Mairead Maguire, a Nobel Peace laureate who has dedicated her life to human rights and reconciliation in Northern Ireland, began the conference with a speech filled with fervent praise for His Holiness the Dalai Lama and the Tibetan people. She called His Holiness the Dalai Lama "a great moral and spiritual leader in our world," a "wonderful example of interfaith dialogue," and "a model of reconciliation."
Maguire stated that by emphasizing nonviolent action in the face of injustice, Tibet's political and spiritual leader "shows us what compassion really means." She recalled His Holiness's trip to Belfast a few years ago, where he reminded Catholics and Protestants that "we have more in common than what divides us."
Jody Williams, an American who received the Nobel Peace Prize in 1997 for her part in founding the International Campaign to Ban Land Mines, followed in the same tone. She said that after seeing the school and students in Dharamsala, she was encouraged by the Tibetan community's ability to thrive in exile, "to take the loss and not be beaten down, to not give up, to keep moving forward."
"I'm inspired by your progressive thinking in terms of wishing to preserve the culture, but to place that culture in today's world, and to educate these students for today while preserving yesterday," Williams told His Holiness.
Iranian Nobel recipient Shira Ebadi, a lawyer and activist who founded the Centre for the Defence of Human Rights in Iran, declared that His Holiness has, "taught a lot to the entire world."
She continued, "You are an example of what a perfect leader should be. A real government exists in the heart, not with the power of the sword...At a time when humanity and human rights are being forgotten, leaders like you are a beacon of hope to the whole world."
Ebadi affirmed her belief that in the long run, "truth and justice will prevail in Tibet," mentioning India's freedom struggle and the fall of the Soviet Union as proof that sustained movements of peaceful opposition can overcome oppressive governments.
All three women criticized China's human rights abuses, and urged world leaders to follow the example of His Holiness the Dalai Lama in providing honest and compassionate guidance.
"Leadership is not just economic power...real leadership is support for humanity, compassion, and human rights.
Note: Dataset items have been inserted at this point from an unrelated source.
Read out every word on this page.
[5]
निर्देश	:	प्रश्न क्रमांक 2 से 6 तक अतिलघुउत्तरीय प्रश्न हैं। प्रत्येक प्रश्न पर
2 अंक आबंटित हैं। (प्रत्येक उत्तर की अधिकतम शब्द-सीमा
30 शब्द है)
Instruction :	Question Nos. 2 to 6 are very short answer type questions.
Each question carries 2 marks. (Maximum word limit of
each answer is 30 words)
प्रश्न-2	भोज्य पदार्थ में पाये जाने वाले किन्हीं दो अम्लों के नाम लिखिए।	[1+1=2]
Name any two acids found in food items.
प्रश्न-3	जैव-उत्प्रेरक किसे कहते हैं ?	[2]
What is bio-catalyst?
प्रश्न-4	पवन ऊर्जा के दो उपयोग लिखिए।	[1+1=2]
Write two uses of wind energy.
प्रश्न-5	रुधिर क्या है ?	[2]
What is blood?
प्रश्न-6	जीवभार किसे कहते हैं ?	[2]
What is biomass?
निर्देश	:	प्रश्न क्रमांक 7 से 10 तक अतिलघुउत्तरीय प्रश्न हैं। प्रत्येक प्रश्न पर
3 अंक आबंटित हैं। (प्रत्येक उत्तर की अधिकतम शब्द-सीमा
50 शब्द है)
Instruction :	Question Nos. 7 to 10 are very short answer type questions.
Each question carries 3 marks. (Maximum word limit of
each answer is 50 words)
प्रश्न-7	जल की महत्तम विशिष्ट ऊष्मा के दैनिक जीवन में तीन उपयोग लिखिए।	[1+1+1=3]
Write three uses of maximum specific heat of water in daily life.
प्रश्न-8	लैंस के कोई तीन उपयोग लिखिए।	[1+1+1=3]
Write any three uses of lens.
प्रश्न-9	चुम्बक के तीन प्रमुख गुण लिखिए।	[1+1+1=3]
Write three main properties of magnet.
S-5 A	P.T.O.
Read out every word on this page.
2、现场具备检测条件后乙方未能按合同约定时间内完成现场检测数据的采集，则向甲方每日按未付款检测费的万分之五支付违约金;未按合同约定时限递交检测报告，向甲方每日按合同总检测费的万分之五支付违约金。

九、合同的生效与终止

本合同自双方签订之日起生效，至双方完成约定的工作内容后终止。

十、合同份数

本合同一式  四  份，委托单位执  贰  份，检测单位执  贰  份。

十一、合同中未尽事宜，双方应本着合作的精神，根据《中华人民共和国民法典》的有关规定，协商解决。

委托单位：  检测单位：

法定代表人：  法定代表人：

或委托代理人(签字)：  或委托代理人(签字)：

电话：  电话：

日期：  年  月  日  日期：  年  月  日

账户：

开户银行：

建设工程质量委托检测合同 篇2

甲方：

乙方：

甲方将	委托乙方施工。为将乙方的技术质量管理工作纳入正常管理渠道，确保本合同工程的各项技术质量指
It is what the people of Tibet stand for," proclaimed Williams. She and Ebadi also singled out US President Obama for his conciliatory stance toward China and his silence on the Tibetan issue.
The three women then read aloud a statement authored and signed by themselves and fellow Nobel Peace laureates Archbishop Desmond Tutu, Rigoberta Menchu Tum, Adolfo Perez Equivel, Betty Williams, and Wangari Maathai.
In the letter, the eight Nobel laureates expressed their "grave concern about the survival of Tibetan identity" and offered their "support to His Holiness for his nonviolent efforts to attain meaningful autonomy for the Tibetan people."
The Nobel laureates' letter urged the Chinese government "to take immediate and constructive steps to resolve the status of Tibet and end the oppressive policies that continue to marginalize and impoverish Tibetans in their own land."
The statement also stressed the global importance of Tibetan culture, which the laureates described as embodying "universal values of compassion, tolerance, and a profound understanding of our interdependence with all living beings", qualities which "have much to offer the world as we seek to build a more peaceful, just, and sustainable global community in the 21st century."
After the statement was read, His Holiness the Dalai Lama gave a short address expressing his gratitude to the PeaceJam organizers for their "enormous effort," and to the three Nobel laureates, whose participation he termed "a blessing to many young Tibetans."
His Holiness then elaborated on the need for nonviolence and cooperation in the world today. He stated, "We learned from the 20th century that violence is only destruction, it's not really possible to solve problems through violence...Now we need a feeling of global interdependence."
He concluded by advising that the Tibetan struggle cannot be one-sided, but must be rooted in the cause of global well being, which includes the well being of the Chinese people.